TL;DR: Company size: 50–200 people. We’re building a lightweight contract workflow in Jira Premium using Automation and Confluence rollups (no marketplace apps). Financials stay out of Jira; most reference docs and templates live in SharePoint. Early experiments with Plans for customer/contract mapping.


I’ve been slowly attempting something like this using Jira Premium and no other apps. Our main goal is to track repeatable work, expected work, and some customer information.

We’ve created Jira projects for different parts of the contract lifecycle. We lean on Jira Automation to generate as much work as possible. This is still under construction and evolving.

Typically, a contract starts in our Bids and Proposals project. When we mark a “win” (status change), an automation creates a new issue in a restricted “directory” project to preserve information. That “directory” item becomes the parent we tie work to.

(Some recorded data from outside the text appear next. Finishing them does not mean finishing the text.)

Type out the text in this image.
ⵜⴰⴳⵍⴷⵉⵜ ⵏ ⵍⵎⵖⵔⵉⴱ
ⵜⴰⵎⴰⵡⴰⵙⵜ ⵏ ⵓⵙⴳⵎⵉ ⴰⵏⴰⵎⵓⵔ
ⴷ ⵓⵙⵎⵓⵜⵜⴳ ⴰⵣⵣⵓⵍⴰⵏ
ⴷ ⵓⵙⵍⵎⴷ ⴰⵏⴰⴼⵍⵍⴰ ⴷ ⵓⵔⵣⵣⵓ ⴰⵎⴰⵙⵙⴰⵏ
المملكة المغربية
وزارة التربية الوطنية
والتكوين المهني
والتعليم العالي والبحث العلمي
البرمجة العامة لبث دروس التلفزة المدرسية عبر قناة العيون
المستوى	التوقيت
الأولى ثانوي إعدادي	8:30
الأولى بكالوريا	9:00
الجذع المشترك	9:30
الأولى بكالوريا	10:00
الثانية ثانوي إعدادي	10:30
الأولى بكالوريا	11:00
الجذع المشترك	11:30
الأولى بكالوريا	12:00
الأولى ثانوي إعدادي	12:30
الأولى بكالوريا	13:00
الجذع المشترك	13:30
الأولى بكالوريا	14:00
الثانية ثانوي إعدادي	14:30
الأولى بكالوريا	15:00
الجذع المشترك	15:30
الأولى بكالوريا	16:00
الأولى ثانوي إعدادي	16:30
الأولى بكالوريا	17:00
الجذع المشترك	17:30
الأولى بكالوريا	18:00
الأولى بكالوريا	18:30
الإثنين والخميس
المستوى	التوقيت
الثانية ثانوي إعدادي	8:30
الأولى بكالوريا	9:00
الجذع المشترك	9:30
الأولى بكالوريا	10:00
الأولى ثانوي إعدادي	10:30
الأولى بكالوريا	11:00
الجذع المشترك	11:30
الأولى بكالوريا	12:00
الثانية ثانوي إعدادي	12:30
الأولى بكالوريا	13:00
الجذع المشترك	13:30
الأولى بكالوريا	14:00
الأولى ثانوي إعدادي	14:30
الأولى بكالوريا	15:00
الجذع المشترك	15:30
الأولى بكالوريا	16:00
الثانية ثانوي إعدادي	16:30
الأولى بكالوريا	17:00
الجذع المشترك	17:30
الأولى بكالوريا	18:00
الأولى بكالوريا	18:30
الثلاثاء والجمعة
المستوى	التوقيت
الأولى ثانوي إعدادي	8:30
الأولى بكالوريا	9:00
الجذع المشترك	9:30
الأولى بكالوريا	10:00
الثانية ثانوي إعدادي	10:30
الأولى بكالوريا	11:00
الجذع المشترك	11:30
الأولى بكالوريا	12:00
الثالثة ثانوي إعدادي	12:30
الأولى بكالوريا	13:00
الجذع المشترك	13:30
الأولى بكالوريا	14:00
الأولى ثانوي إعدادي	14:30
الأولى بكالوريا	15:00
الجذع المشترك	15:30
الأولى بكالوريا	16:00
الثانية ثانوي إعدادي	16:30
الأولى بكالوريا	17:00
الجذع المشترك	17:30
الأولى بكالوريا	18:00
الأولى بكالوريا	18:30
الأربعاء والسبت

From there, work splits based on what it is: we track deliverables and back-office processes in one project, production tracking in others, and we use Confluence “hubs” to roll up status across these items in one place.

When a contract hits its turnover stage (status), moving to that status generates tickets based on whether it’s a close-out, re-compete, or option-year turnover. This keeps us from guessing or manually tracking “what needs to be done.”

We don’t track financials in Jira—Jira isn’t great for that—and we don’t connect Jira to our financial systems for security reasons. We aren’t using marketplace apps. SharePoint houses our contract templates, executed PDFs (e.g., NDAs), and most reference materials.

There are early plans to use Plans to link contracts to the same customers as a simple “map” of who we’re working with and why, and to pull in more contract-specific information. We also use Confluence templates for signable documents when it helps, but most signable documents (like NDAs) are templated as PDFs in SharePoint.

It’s a slow integration because we’re asking: “Is this tracked somewhere else?” “Do we want to enter the same information again?” “Does the team find this useful?” “Are we saving time?”

Most of this is still rough draft, but so far our teams like the transparency, how simple it is to track information in Jira, and the breakdown of siloed information.